JALAN-Sim Documentation
JALAN-Sim is a high-performance simulation library for autonomous ground vehicles (AGVs) designed for learning-based local navigation in complex environments. It provides efficient batch simulation capabilities with support for both CPU and GPU execution.
Overview
JALAN-Sim offers a comprehensive simulation framework that includes:
- Multi-platform Support: Runs on both CPU and CUDA-enabled GPUs
- Batch Simulations: Efficiently simulate thousands of agents simultaneously
- Flexible Dynamics: Multiple vehicle models including bicycle, differential drive, and drift dynamics
- Advanced Collision Detection: Circle and polygon-based collision models
- Range Sensing: Bresenham and ray-marching algorithms for LiDAR simulation
- Map Loading: Support for image-based occupancy grid maps
- Python Bindings: Easy-to-use Python interface with NumPy integration
Use Cases
JALAN-Sim is ideal for:
- Reinforcement Learning: Training navigation policies with massive parallel simulation
- Path Planning Research: Testing algorithms across diverse environments
- Robotics Education: Learning vehicle dynamics and control concepts
- Algorithm Benchmarking: Comparing navigation approaches at scale
Getting Started
Ready to dive in? Check out our Installation Guide to get JALAN-Sim up and running on your system.

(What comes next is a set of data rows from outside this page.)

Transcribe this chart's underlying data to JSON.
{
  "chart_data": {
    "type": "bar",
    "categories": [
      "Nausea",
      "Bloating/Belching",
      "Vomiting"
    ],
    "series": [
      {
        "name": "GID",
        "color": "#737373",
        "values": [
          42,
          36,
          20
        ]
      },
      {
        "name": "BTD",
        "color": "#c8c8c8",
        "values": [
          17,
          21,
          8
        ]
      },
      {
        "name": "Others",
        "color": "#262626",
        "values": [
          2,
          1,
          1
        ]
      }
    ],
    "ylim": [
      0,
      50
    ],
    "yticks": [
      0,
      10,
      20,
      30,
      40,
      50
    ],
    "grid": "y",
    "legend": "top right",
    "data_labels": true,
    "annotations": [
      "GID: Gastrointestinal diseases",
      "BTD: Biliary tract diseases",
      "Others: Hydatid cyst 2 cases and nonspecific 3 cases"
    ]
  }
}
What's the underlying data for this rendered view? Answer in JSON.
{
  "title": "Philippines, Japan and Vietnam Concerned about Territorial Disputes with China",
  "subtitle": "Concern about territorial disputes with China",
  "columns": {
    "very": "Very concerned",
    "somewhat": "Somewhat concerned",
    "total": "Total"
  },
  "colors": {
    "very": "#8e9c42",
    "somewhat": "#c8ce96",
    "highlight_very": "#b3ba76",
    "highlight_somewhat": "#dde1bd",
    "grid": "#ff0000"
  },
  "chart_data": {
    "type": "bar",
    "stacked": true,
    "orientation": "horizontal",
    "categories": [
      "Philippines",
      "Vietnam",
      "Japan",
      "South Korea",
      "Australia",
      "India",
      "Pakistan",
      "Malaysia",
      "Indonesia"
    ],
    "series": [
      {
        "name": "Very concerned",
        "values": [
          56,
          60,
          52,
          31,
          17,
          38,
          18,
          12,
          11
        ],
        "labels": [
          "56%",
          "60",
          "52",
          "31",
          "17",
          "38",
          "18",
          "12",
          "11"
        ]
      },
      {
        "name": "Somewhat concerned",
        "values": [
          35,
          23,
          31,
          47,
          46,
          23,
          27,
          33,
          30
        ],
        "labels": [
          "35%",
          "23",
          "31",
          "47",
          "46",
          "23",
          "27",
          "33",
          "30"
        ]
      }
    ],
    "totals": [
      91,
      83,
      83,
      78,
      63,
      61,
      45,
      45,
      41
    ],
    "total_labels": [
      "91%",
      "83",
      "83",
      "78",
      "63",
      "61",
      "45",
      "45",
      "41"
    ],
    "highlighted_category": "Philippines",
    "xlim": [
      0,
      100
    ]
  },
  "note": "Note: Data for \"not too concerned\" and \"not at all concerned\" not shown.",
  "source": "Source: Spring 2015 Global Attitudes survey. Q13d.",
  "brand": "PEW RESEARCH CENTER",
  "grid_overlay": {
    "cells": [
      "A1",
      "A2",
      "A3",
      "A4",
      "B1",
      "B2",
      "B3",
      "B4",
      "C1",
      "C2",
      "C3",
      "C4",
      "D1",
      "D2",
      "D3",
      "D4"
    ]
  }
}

For detailed API documentation and examples, explore the other sections of this documentation.
Repository and Links
- GitHub Repository: https://github.com/damanikjosh/jalansim
- Documentation: https://damanikjosh.github.io/jalansim
- PyPI Package: https://pypi.org/project/jalansim/
License
JALAN-Sim is open source software. Please refer to the repository for current license information.